Data cleaning is often the most time-consuming part of data analytics, and depending on the volume of data, the cleaning step may take several iterations. However, the ROI that stems from putting in the additional time and resources required allows for a more accurate and successful model later in the text analytics workflow. In many cases, a clean word cloud relays more information about what is actually on a page of text.
Figure 2. Preprocessing the data. © 1984–2020 The MathWorks, Inc.
Tools such as Text Analytics Toolbox support engineers with the data cleaning pain point by helping users prepare for the model building process by providing algorithms and visualizations for preprocessing, analyzing, and modeling text data.
These tools extract text from popular file formats, preprocess raw text from sources such as equipment logs, news feeds, surveys, operator reports, and social media, extract individual words or multiword phrases (n-grams) that take advantage of textual, numeric and other types of data, convert text into numerical representations, and then build statistical models.
Stage 3: Predictive Model Building
Once the data is cleaned and pre-processed, it’s time to begin building the predictive model using either machine or deep learning algorithms.
Here is where the advantage of text analytics kicks in: It finds hidden patterns in the data and displays them in an intuitive format that allows users to digest the data and then take corrective actions to resolve the issues before moving further in the workflow.
Take putting clean text data into numeric form as an example.
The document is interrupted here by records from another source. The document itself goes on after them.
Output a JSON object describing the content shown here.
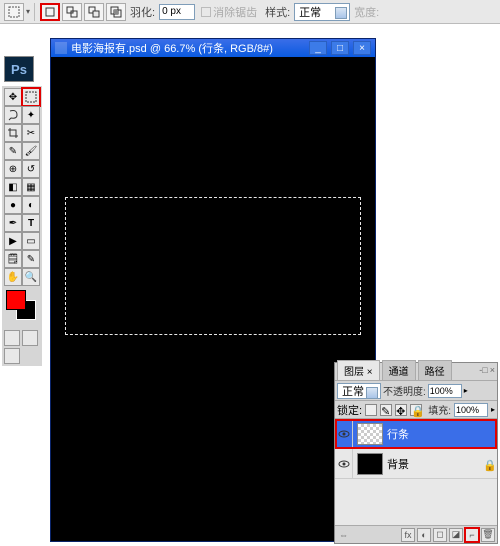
{
  "options": {
    "feather_label": "羽化:",
    "feather_value": "0 px",
    "antialias_label": "消除锯齿",
    "style_label": "样式:",
    "style_value": "正常",
    "width_label": "宽度:"
  },
  "app": {
    "logo": "Ps"
  },
  "document": {
    "title": "电影海报有.psd @ 66.7% (行条, RGB/8#)"
  },
  "layers_panel": {
    "tabs": [
      "图层 ×",
      "通道",
      "路径"
    ],
    "blend_mode": "正常",
    "opacity_label": "不透明度:",
    "opacity_value": "100%",
    "lock_label": "锁定:",
    "fill_label": "填充:",
    "fill_value": "100%",
    "layers": [
      {
        "name": "行条",
        "selected": true,
        "thumb": "checker"
      },
      {
        "name": "背景",
        "selected": false,
        "thumb": "bg",
        "locked": true
      }
    ],
    "footer_link": "⇔",
    "footer_icons": [
      "fx",
      "◐",
      "◻",
      "◪",
      "⌐",
      "🗑"
    ]
  }
}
Engineers can apply a modeling approach like “bag-of-words,” which creates a numeric matrix from the text data supplied, showing each word’s usage frequency. From there, engineers can then use predictive models like the latent Dirichlet allocation (LDA) model, which can be fitted to a word/frequency matrix to uncover hidden topics and insights in the text dataset.
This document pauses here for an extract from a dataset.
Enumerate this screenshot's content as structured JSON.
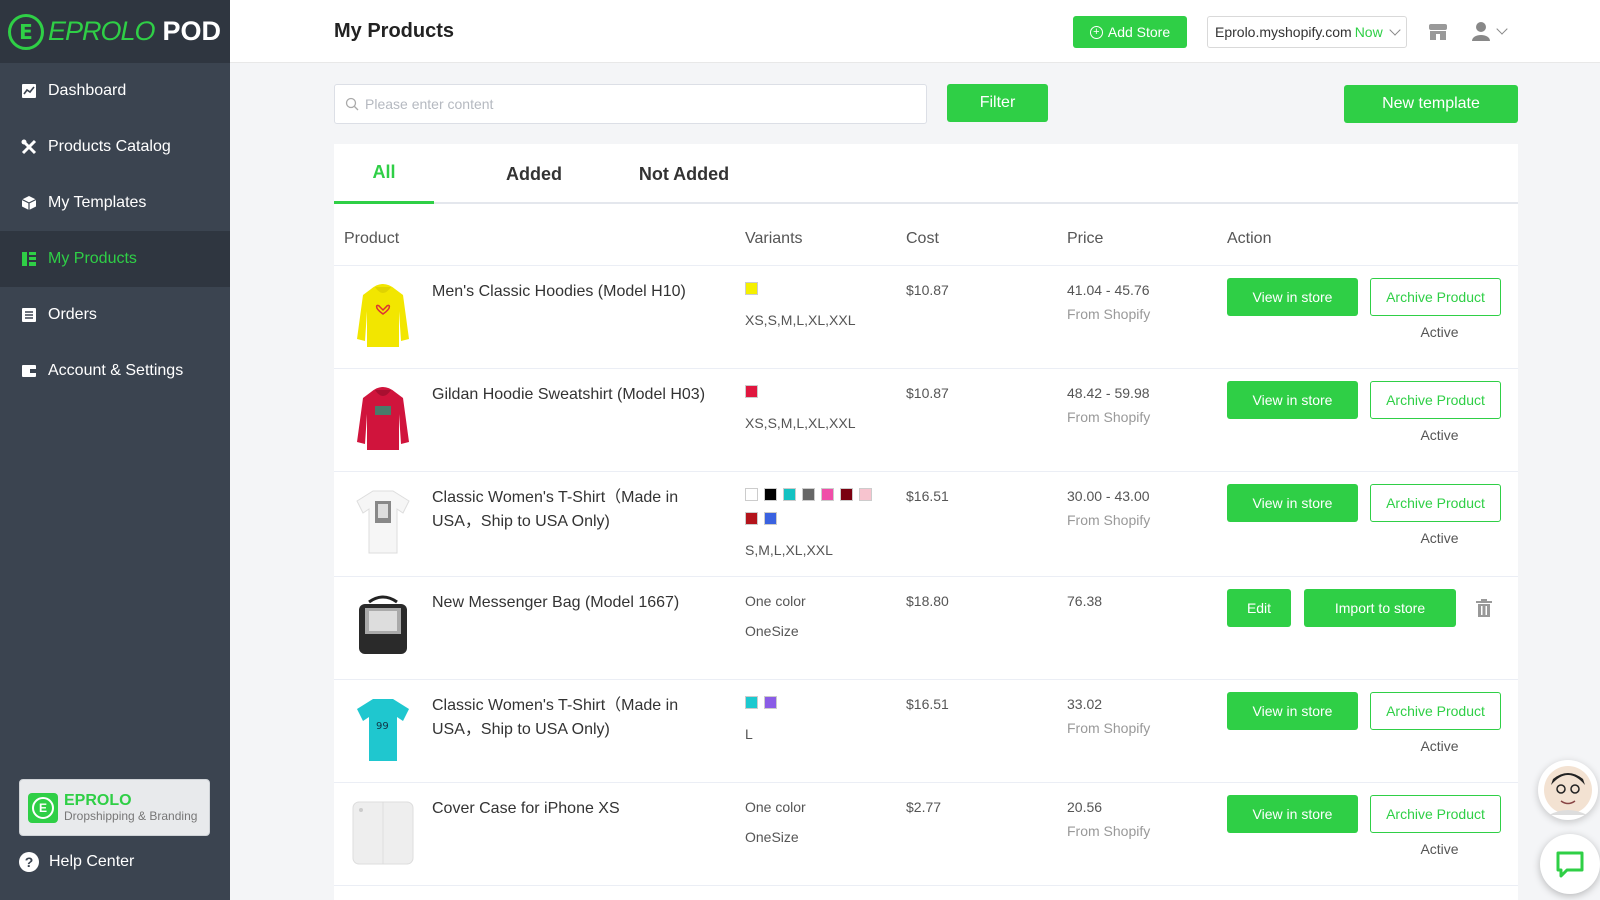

As seen in Figure 3, the LDA model can produce word clouds associated with “hidden topics” in the data, showing how patterns begin to emerge from fitting the text data into this predictive model, helping inform creating a solution to a respective problem.
Figure 3. Automatic identification of topics in factory report data using the LDA method. Topic 2 is related to issues with electronics. Topic 3 is related to issues with the fluid system. © 1984–2020 The MathWorks, Inc.
Once the models, such as the one in the above example, are tested with a new narrative to verify that the model’s prediction is correct, automatic alerts can be established so that the system sends flags to the response team on any issues that need attention. If location data is also available, the results find a correlation between certain topics (e.g., a flagged issue) and its location data, so the model can also alert response teams to potential larger issues with infrastructure by using multiple data streams to supplement text data.
Stage 4: Insights and Predictive Model Deployment
Once the model is set up using text analytics and has been validated for acceptable performance, there are several ways to share the results and models with engineering teams and/or management, including generating reports or interactive notebooks (e.g., MATLAB Live Editor), communicating the data to desktop or web applications (e.g., MATLAB App Designer), or hosting the application on a production server or web app server.
For engineers in industries such as industrial automation, machinery, automotive manufacturing, aerospace design, or energy distribution, text analytics can help them perform sophisticated numerical analysis to identify groups of ideas and concepts that can lead to better outcomes and improve functions like predictive maintenance.